デジタルシティズンシップ【digital citizenship】デジタル市民権
概要

インターネットやデジタル機器が生活の基盤となった現代では、オンラインでの行動が現実社会と同様に他者や社会全体に影響を及ぼす。情報の真偽を見極める能力、個人情報を適切に管理する知識、オンラインコミュニケーションにおける倫理的な振る舞い、著作権やプライバシーへの配慮といった要素が、デジタル社会を生きるうえで不可欠なリテラシーとして認識されるようになっている。デジタルシティズンシップはこうした能力や姿勢の総体を体系的に捉えた概念である。
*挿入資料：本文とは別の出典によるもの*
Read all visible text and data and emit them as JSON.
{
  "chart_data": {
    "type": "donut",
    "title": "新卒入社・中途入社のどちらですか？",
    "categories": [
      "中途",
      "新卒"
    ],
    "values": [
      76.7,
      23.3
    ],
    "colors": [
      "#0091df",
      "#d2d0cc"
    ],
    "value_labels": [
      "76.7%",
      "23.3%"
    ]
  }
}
デジタルシティズンシップを構成する要素は論者や機関によって異なるが、米国の教育研究者マイク・リブル(Mike Ribble)氏による9要素モデルが広く参照されている。これはデジタル社会への個人の参画を「アクセス」「商取引」「コミュニケーションと協働」「エチケット」「フルーエンシー」(流暢さ:情報の吟味や技術の活用)「健康と福祉」「法律」「権利と責任」「セキュリティとプライバシー」の9つの観点で整理したものである。
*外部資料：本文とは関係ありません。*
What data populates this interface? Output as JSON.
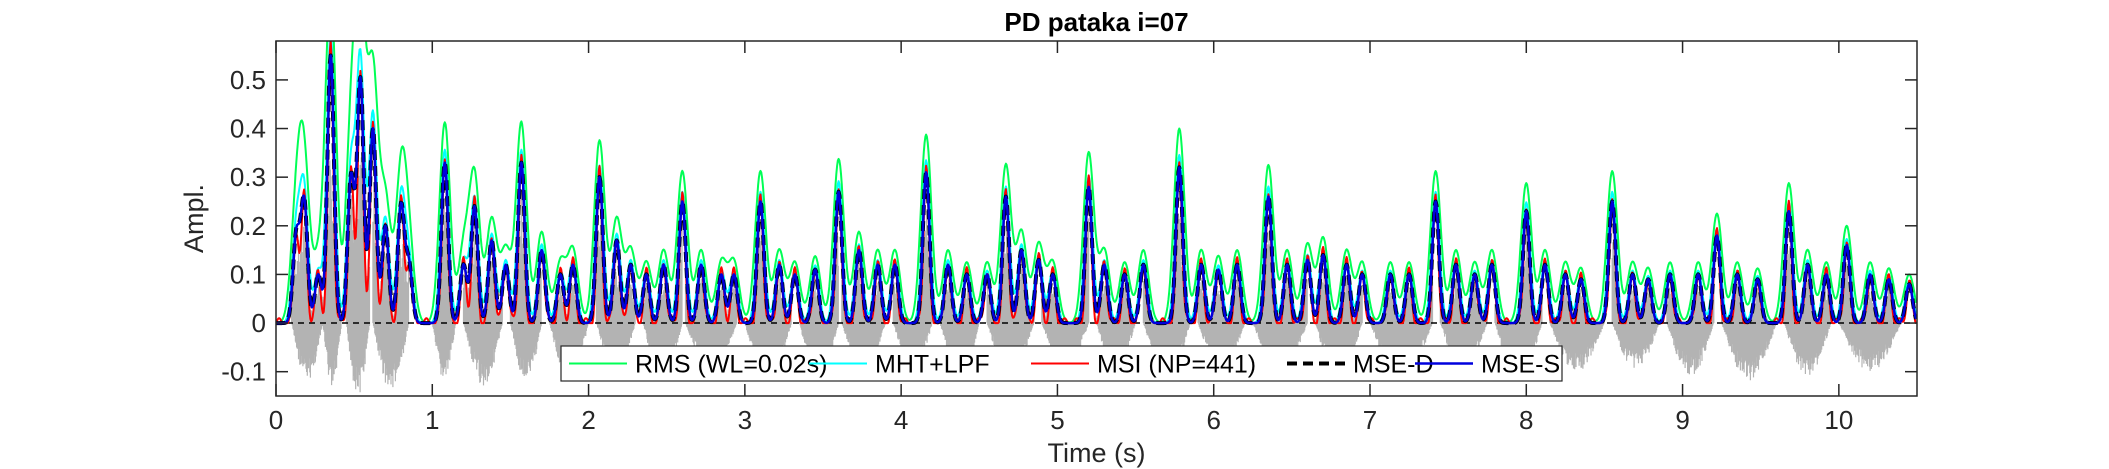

教育分野においてはデジタルシティズンシップの育成が重要な課題として位置づけられており、学校教育のカリキュラムへの組み込みが各国で進んでいる。子どもたちがインターネットを安全に活用し、フェイクニュースを見抜き、ネットいじめに適切に対処できるよう指導することが、デジタルシティズンシップ教育の中心的な課題となっている。
一方、デジタルシティズンシップという言葉は法的・政策的な文脈でも用いられる。電子政府サービスへのアクセス権、オンライン上の表現の自由、デジタルデバイドの解消といった観点から、すべての市民がデジタル社会に平等に参加できる権利を保障するための政策議論においても、この概念が参照されることがある。